This article is part of a blog series from Resources for the Future (RFF), released weekly in the lead-up to Inauguration Day. In this series, RFF scholars weigh in on key challenges facing the new administration and explore the outlook for climate policy in the coming years.
President-Elect Biden has not yet commented on the role that benefit-cost analysis of regulations will play during his presidency. This issue has been an obsession for President Trump, who signed a slew of related executive orders that focus mostly on the cost side of benefit-cost analysis, limit the consideration of ancillary benefits, replace the international social cost of carbon estimate from the Obama administration with the much lower domestic estimate, and much more. The last effort is to turn some of the attacks on elements of benefit-cost analysis into rules rather than just administrative processes or executive orders.
If past is prologue, the Biden administration will follow the Obama administration, along with the Clinton administration before that. In the best case, benefit-cost analysis will be used to help guide the design of rules and explain the economic impacts of rules through the regulatory impact analysis process. Ancillary benefits will again become as important as the benefits underlying the purpose of the rule, estimates of the social cost of carbon will again consider international consequences, and so on.
But this is not to say that all will be sweetness and light. During my time in the Clinton administration on the Council of Economic Advisors, a bit of distrust existed among certain figures in the administration over the value of benefit-cost analysis. Even though research shows that costs are as likely to be underestimated as overestimated in these analyses, some in the administration felt that benefit-cost analysis would overemphasize costs and work against regulations. On the other hand, the Clinton era also was a period when the guidance from the Office of Management and Budget on the use of regulatory impact analysis changed from proceeding only if benefits exceed the costs to proceeding simply if benefits justify the costs. Indeed, such a distinction was critical for a stormwater management rule with benefits lower than costs, but which the administration nonetheless thought was essential to pursue for other reasons. Even as an economist trained to put special emphasis on taking actions that are efficient, I felt that using “justify” was more appropriate than “exceed.”
A host of issues about the conduct of benefit-cost analysis will be useful to address in a new administration that’s more committed than the outgoing administration to the science that underlies benefit-cost analysis.
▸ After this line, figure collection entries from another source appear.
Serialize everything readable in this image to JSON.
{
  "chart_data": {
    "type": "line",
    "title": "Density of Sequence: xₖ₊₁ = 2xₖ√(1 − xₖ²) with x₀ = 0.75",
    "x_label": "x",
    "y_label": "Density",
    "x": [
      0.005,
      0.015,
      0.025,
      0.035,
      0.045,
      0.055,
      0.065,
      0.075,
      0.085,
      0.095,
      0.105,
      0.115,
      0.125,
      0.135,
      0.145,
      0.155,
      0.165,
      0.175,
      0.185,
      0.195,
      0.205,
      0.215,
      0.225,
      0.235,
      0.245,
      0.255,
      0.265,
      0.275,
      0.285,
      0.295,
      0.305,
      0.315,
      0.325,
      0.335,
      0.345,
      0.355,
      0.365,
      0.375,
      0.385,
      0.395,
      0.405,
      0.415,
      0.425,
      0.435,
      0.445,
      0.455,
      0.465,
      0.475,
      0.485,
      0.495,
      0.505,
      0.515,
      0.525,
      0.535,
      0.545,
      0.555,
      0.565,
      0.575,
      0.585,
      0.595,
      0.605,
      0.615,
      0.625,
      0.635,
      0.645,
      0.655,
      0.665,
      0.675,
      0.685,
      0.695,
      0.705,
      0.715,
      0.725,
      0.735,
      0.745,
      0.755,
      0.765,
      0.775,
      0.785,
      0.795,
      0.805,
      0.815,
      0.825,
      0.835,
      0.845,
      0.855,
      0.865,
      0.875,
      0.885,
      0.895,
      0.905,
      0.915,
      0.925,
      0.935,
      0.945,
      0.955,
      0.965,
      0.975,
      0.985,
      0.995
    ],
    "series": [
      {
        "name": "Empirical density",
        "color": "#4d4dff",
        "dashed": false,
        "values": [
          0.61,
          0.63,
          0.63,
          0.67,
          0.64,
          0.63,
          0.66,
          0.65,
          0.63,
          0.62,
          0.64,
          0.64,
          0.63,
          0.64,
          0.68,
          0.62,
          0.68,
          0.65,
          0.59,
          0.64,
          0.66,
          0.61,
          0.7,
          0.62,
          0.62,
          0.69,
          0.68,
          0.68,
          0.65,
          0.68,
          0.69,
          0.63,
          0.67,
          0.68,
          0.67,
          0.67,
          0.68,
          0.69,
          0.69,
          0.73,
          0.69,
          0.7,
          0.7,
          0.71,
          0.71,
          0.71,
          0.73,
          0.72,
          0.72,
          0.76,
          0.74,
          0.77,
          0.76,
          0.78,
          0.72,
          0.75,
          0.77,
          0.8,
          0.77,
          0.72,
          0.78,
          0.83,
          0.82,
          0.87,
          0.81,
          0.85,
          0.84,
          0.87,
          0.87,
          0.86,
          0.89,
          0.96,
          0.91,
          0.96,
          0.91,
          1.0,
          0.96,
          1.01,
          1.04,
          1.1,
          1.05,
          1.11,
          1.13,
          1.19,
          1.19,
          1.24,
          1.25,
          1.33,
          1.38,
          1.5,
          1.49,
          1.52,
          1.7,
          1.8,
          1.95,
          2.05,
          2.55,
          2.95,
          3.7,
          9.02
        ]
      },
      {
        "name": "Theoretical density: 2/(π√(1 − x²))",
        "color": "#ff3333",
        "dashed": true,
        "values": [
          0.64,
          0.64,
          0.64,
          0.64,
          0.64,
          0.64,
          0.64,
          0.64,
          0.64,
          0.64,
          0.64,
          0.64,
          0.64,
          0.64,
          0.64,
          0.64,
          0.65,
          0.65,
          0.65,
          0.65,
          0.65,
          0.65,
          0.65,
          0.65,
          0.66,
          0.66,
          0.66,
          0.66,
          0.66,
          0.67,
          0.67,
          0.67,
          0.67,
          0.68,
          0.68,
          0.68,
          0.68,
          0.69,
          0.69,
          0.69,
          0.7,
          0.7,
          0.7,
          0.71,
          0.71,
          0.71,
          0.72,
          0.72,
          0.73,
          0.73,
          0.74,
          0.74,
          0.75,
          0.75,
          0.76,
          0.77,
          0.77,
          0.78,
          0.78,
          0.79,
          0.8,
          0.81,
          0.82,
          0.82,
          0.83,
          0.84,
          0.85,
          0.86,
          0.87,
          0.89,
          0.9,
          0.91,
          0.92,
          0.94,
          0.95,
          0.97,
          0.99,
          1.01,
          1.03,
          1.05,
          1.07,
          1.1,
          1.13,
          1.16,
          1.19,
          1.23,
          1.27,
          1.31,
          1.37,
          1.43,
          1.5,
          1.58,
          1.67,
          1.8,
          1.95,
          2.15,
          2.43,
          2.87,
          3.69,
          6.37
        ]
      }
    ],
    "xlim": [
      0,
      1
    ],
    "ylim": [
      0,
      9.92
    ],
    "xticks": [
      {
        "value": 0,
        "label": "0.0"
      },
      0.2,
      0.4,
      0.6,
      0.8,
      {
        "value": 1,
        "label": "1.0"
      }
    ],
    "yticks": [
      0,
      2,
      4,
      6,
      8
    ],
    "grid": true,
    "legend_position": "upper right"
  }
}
For one, the Biden administration should routinely conduct retrospective analyses of the impact of rules, which at one point was on the Trump administration’s agenda and has been discussed for years as a productive strategy to learn from mistakes and even correct them. Another area for improvement will be addressing the uncertainties associated with estimating benefits and costs. Scores of reviews and expert panels have urged federal agencies to do a better job of estimating and describing uncertainties. But such efforts often have been thwarted by a lack of data, a fear of court challenges, or some decisionmakers’ desire for uncomplicated estimates of costs and benefits. A third area for possible improvement is the much touted—and, in some quarters, much reviled—value of a statistical life. This key number, involved in assessing the benefits of air quality regulations among many others, has not been thoroughly revisited for decades and needs a comprehensive look.
Ultimately, I am hopeful a Biden administration can be trusted to make non-ideological decisions and take a science-based approach to the benefit-cost analysis process. Still, tradeoffs will be apparent when, inevitably, a proposed rule significantly reduces emissions but is not maximally efficient. In those cases, I hope the Biden administration uses benefit-cost analysis to help design a more efficient rule and is transparent in recognizing the inefficiencies while also communicating the political, legal, or distributional justifications for moving ahead with the rule, anyway.